Don’t Click on Sh*t! – Be aware, click with care!
COVID-19 online scams are spreading faster than the virus through malicious emails, websites and SMS text messages.
April 3, 2020 - New Eastern Europe - Events
Don’t Click on Sh*t! (in Polish Nie klikaj w byle co!) is a social awareness campaign to fight online scams feeding on COVID-19 fear and panic. The campaign is a sounding alarm to expose abuses appearing on the internet.
“During the pandemic we do our best to keep the highest level of personal hygiene. We must keep the same level of hygiene online, where all of our professional, academic and personal activities have moved. The campaign is an urgent wake-up call. Its ABC will help us avoid unnecessary crises online. From junior to senior, being cyber aware has become the new must!” said Margo Koniuszewski, president of The Bridge Foundation.
The freshly launched Don’t Click on Sh*t! campaign was well received by the student community. “We have been forced to take all our activities online. This is why this is so important,” said Konrad Gałysa, a law student at the University of Silesia, Katowice.
“People must realise that the dangers on the web are real. I hope that our initiative will help them understand how to use the internet safely,” adds Wiktoria Stundis, Faculty of Economics, Finance and Management student at the University of Szczecin.
“Students are eager to help others improve their online safety.
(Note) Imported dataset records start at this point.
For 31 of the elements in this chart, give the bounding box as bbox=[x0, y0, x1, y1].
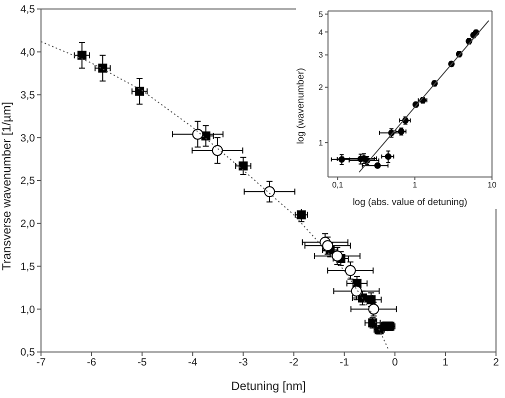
y-tick-label: 2,5 bbox=[20, 175, 36, 188]
x-tick-label: -1 bbox=[340, 356, 350, 368]
x-tick-label: -3 bbox=[238, 356, 248, 368]
y-axis-title: Transverse wavenumber [1/µm] bbox=[0, 102, 14, 270]
y-tick-label: 3,0 bbox=[20, 132, 36, 144]
x-tick-label: 0 bbox=[392, 356, 398, 368]
x-axis-title: log (abs. value of detuning) bbox=[352, 197, 468, 208]
x-tick-label: -6 bbox=[86, 356, 96, 368]
x-tick-label: 2 bbox=[493, 356, 500, 368]
y-tick-label: 5 bbox=[318, 10, 324, 19]
y-tick-label: 4,0 bbox=[20, 46, 36, 59]
y-tick-label: 3 bbox=[318, 50, 324, 60]
y-tick-label: 2 bbox=[318, 83, 324, 92]
x-tick-label: 0,1 bbox=[332, 180, 344, 190]
y-tick-label: 4 bbox=[318, 28, 324, 37]
y-tick-label: 1,0 bbox=[20, 304, 36, 316]
x-axis-title: Detuning [nm] bbox=[231, 379, 306, 393]
x-tick-label: -2 bbox=[289, 356, 299, 368]
y-tick-label: 1,5 bbox=[20, 260, 36, 273]
x-tick-label: 1 bbox=[442, 356, 449, 368]
y-tick-label: 2,0 bbox=[20, 218, 36, 230]
y-tick-label: 3,5 bbox=[20, 89, 36, 102]
x-tick-label: 1 bbox=[412, 180, 418, 190]
y-tick-label: 0,5 bbox=[20, 346, 36, 359]
x-tick-label: -5 bbox=[137, 356, 147, 368]
x-tick-label: 10 bbox=[488, 180, 497, 190]
x-tick-label: -4 bbox=[188, 356, 198, 368]
y-axis-title: log (wavenumber) bbox=[295, 68, 306, 144]
x-tick-label: -7 bbox=[36, 356, 46, 368]
y-tick-label: 1 bbox=[318, 138, 324, 148]
y-tick-label: 4,5 bbox=[20, 4, 36, 16]
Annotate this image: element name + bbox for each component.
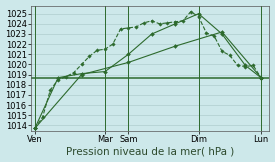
- X-axis label: Pression niveau de la mer( hPa ): Pression niveau de la mer( hPa ): [66, 146, 234, 156]
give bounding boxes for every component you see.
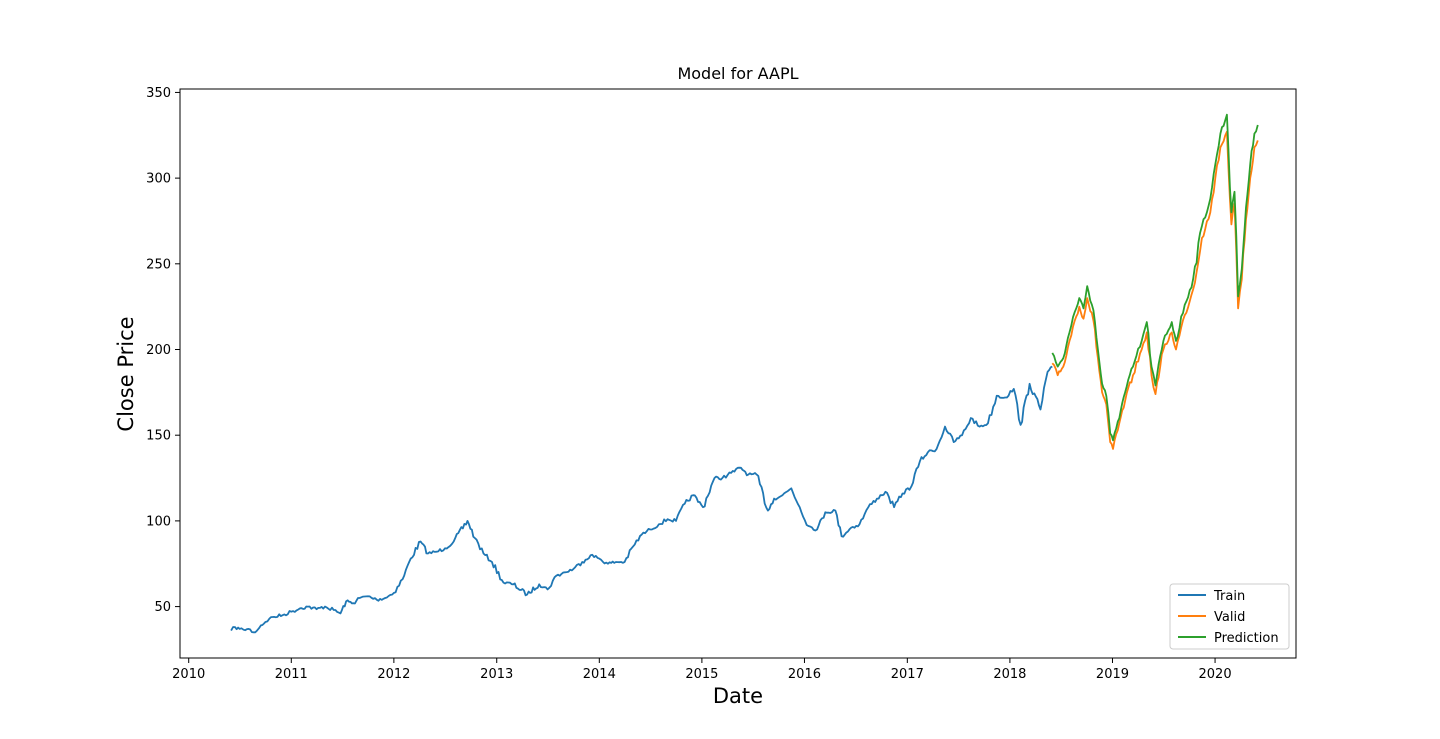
- y-tick-label: 150: [146, 429, 171, 444]
- y-tick-label: 50: [154, 600, 171, 615]
- x-tick-label: 2012: [377, 667, 410, 682]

Some of them say that they will share it with their parents who particularly need such advice,” explains Koniuszewski.
In Poland and beyond, COVID-19 online scams are spreading faster than the virus through malicious emails, websites and SMS text messages. “The campaign has a provocative character because it is an urgent call to action. We need to protect ourselves from these cyber-criminals,” adds Koniuszewski.
The organizers say that we need to be very careful with emails or SMS messages. An email seemingly sent by a city official asking to fill out a declaration form and receive 200 PLN for staying home is an attempt to defraud our personal data. Humanitarian organisations offering free masks after paying shipping costs are attempts by scammers to get your credit card data. Deceptive advertising offering coronavirus vaccines (not yet existing) are also multiplying as are requests for donations from dubious charitable organisations.
The campaign is part of the Cybersecurity Challenge PL2020 project that received patronage from the Ministry of Digital Affairs, the Government Centre for Security (RCB) and ISSA Poland. The national cyber competition planned on 23-24 April 2020 at the Warsaw Stock Exchange will take place online due to the pandemic. Interdisciplinary teams of five members from the 16 Polish voivodships will form tiger groups, advising the government on how to address the cyber-crisis.
New Eastern Europe is a media partner in the Cybersecurity Challenge PL2020 project.